This past Sunday, the excitement of the Iraqi elections woke me up from a dead sleep. Just a little over two weeks ago, I returned from the last congressional delegation trip to Iraq and Afghanistan where I had the opportunity to be briefed by military and country leaders on the historic elections.

On the trip, I traveled with several of my colleagues, including Representative Michael Burgess from Flower Mound and John Kline from Minnesota. In Iraq we were briefed by military commanders in Fallujah, Mosel and Baghdad about their plans and projections for the election. They were all cautiously optimistic. Their optimism was joined by the country's leaders and even the UN election monitor. They all predicted a turnout of around or above 60 percent nationwide with all parties participating. They presented us with a security plan that looked very effective and well thought out, and was proven successful on Sunday. Our military maximized the opportunity for the people of Iraq which by offering security and protection to them as they journeyed to vote.

Also while in Iraq, I was fortunate to visit with troops from Ft.
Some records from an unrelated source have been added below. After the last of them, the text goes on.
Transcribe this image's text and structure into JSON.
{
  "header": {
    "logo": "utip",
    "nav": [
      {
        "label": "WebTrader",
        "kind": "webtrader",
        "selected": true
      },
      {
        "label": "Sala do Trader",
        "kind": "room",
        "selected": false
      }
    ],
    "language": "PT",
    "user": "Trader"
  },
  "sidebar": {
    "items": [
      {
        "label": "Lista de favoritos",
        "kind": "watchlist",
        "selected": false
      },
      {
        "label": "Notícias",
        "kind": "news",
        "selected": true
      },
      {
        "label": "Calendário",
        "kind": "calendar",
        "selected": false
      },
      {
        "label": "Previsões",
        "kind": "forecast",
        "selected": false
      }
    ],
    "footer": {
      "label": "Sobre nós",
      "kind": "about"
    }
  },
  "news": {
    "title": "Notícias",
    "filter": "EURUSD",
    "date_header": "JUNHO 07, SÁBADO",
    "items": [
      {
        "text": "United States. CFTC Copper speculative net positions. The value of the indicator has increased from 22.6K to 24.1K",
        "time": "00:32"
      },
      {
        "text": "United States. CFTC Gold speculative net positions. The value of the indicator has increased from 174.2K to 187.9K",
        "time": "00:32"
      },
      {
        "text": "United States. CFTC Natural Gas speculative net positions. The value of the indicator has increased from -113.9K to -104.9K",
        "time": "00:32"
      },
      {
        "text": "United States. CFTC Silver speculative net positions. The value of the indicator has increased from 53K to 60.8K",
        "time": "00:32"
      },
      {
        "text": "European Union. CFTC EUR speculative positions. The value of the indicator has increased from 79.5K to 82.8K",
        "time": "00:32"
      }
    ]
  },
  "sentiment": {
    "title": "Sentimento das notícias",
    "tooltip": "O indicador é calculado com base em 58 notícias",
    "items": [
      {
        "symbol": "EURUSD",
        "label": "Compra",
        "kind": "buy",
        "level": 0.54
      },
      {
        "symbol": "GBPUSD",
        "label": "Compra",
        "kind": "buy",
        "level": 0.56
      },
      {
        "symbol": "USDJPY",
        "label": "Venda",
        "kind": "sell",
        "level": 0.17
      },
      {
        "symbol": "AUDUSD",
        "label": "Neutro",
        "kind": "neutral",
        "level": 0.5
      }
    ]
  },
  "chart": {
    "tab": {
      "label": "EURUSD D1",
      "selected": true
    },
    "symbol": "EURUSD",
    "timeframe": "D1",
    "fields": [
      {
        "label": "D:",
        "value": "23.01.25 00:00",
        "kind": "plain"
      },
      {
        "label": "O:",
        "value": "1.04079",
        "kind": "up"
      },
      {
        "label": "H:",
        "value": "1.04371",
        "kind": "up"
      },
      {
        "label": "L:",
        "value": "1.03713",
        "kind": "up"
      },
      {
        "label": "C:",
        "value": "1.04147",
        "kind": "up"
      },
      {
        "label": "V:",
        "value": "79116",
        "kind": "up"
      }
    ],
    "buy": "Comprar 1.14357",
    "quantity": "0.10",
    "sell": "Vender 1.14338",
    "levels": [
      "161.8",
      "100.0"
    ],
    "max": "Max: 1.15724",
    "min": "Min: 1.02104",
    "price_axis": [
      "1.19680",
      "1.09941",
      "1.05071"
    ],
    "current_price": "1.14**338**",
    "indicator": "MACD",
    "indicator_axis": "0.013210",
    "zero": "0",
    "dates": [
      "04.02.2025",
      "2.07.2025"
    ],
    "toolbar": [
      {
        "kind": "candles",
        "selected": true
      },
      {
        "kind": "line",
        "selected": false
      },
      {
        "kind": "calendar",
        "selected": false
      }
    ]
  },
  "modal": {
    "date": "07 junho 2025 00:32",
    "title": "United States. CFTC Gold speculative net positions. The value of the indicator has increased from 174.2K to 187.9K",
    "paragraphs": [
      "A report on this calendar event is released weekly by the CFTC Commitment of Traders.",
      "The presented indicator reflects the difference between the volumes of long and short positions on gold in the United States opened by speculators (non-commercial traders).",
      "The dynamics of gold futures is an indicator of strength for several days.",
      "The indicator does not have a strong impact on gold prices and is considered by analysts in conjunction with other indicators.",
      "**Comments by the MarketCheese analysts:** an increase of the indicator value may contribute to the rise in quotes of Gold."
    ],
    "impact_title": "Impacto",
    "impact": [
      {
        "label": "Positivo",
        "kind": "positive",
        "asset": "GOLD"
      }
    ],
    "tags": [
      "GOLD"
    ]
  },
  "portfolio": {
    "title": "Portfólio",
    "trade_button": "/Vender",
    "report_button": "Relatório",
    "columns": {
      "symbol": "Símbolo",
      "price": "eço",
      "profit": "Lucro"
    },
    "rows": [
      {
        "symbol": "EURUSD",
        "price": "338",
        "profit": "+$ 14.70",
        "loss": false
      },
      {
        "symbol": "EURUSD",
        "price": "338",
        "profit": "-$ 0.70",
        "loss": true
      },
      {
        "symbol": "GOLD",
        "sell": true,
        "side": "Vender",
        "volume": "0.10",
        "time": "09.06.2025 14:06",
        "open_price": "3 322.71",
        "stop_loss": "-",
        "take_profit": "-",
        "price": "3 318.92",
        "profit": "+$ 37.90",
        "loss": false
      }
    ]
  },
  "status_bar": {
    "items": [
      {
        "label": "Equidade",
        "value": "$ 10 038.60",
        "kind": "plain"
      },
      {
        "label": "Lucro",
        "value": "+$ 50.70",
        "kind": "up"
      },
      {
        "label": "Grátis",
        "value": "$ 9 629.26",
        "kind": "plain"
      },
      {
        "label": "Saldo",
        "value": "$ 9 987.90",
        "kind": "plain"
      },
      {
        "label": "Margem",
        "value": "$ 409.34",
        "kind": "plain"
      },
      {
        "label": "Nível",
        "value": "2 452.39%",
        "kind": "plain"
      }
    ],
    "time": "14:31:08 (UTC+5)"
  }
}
Hood and Texas. Their spirits were high as they were all excited to be participating in something much larger than themselves, something that will forever be ingrained in the minds of Iraqis and written about in history books. It is because of their selflessness and the ongoing sacrifices of their families that our nation is safer and that, not only Iraq, but Afghanistan now have democracy and freedom.
Leaving Iraq I had a good feeling and believed we had a good chance for success in the Iraq elections. Once I returned home. I was engulfed by negativity and pessimism about Iraq and the upcoming election. Most everyone seemed negative and some were calling for a delay or cancellation of elections because of what they perceived as failed foreign policy. It was as if they were talking about a completely different country than the one I had just visited.

So, with much anticipation I watched the coverage of the Iraqi elections to find the truth. I sat glued to the television using a man's prerogative to change channels regularly so I could get a clear picture. The evidence was soon flooding the air waves. The Iraqi people were risking their lives to cast a vote for freedom and democracy.

As I sat watching the wonderful event, tears flowed as I thought about all of the wonderful men and women of our armed services who have been killed or wounded so that Iraq can have the same kind of freedoms that we Americans often take for granted. We rarely turn out 60 percent and most would never walk eight miles risking their life to vote. To me, the Iraqi people were quietly saying with their vote and their inked stained index finger in the air, "Thank you America for giving us your finest so that we can have freedom."

A United States Marine told me in Fallujah that because of the language barrier Iraqi citizens rarely say anything to our troops, but if you look real close you can see something in their eyes - thankfulness.

This time Iraq spoke to America, our coalition partners and the world in a clear loud voice, and they said, "Thank you."